I prune my prunes tree mostly standing on the ground; only two or three cuts require a step ladder. It took me maybe ten minutes this afternoon, counting time spent arranging the ladder on the uneven ground. I’m not sure that even counts as pruning. Pruning implies laborious, possibly a work crew, certainly hours out of doors. Today was January warm, 60 degrees I think, or thereabouts. The snowdrops are just this close to opening. (“If it’s not real snow, I won’t come look,” my son said. But I love that we seldom have real snow here.)

One hellebore just about to open. Pink buds on the daphne getting fat. Daffodil blades everywhere, though no flowers, not even buds. The gangly wintersweet I always want to tear out midsummer is blooming, with an odd, mild, delicious scent–though you have to be right there, nose on flower, to catch it. Of course, the vinca minor (evil periwinkle) is blooming. It never rests. And I saw a couple of forget-me-not flowers. I was out of doors for hours, yes, but most of the time was spent pulling weeds.

And planning. August. Prunes. Maybe this year, we’ll have enough to dry. Where I grew up, prune was to plum as raisin is to grape, but here we eat them fresh and call them prunes and it all comes out in the wash. Where I grew up, nothing bloomed in January, not even a hint. When I was in graduate school, my mother wrote from Oregon, mid February, “what’s blooming there?” and I’ve never let her forget it.

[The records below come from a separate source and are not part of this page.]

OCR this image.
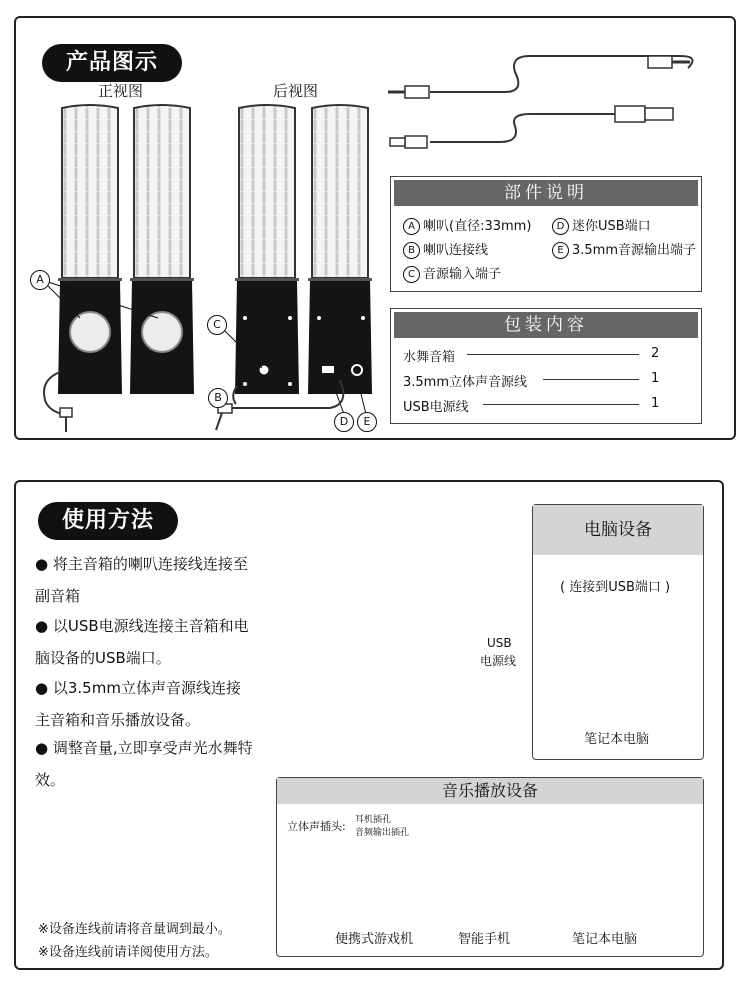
产品图示
正视图	后视图
A
C
B
D	E
部件说明
A 喇叭(直径:33mm)	D 迷你USB端口
B 喇叭连接线	E 3.5mm音源输出端子
C 音源输入端子
包装内容
水舞音箱	2
3.5mm立体声音源线	1
USB电源线	1
使用方法
● 将主音箱的喇叭连接线连接至副音箱
● 以USB电源线连接主音箱和电脑设备的USB端口。
● 以3.5mm立体声音源线连接主音箱和音乐播放设备。
● 调整音量,立即享受声光水舞特效。
※设备连线前请将音量调到最小。
※设备连线前请详阅使用方法。
电脑设备
( 连接到USB端口 )
笔记本电脑
USB
电源线
音乐播放设备
立体声插头: 耳机插孔
音频输出插孔
便携式游戏机	智能手机	笔记本电脑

Today was so springy, I almost felt I’d missed winter, missed the chance to prune the prunes when it might do some good. I don’t know if rain is forecast for tomorrow. I know the mountains don’t yet have snow, or at least not much for skiing. Winter ends before it begins and begins before it starts, and we just watch the weather and wonder if it used to be like this or if maybe we lost track along the way. By summer, it might be too dry for fruit trees, too dry for anything to grow. The climate’s changing. But we have to try, and if we don’t try now–prepare the ground–we can’t go back and pick the chore up later. Slice it how you will, gardening is always an act of faith, or hope, or just-in-case.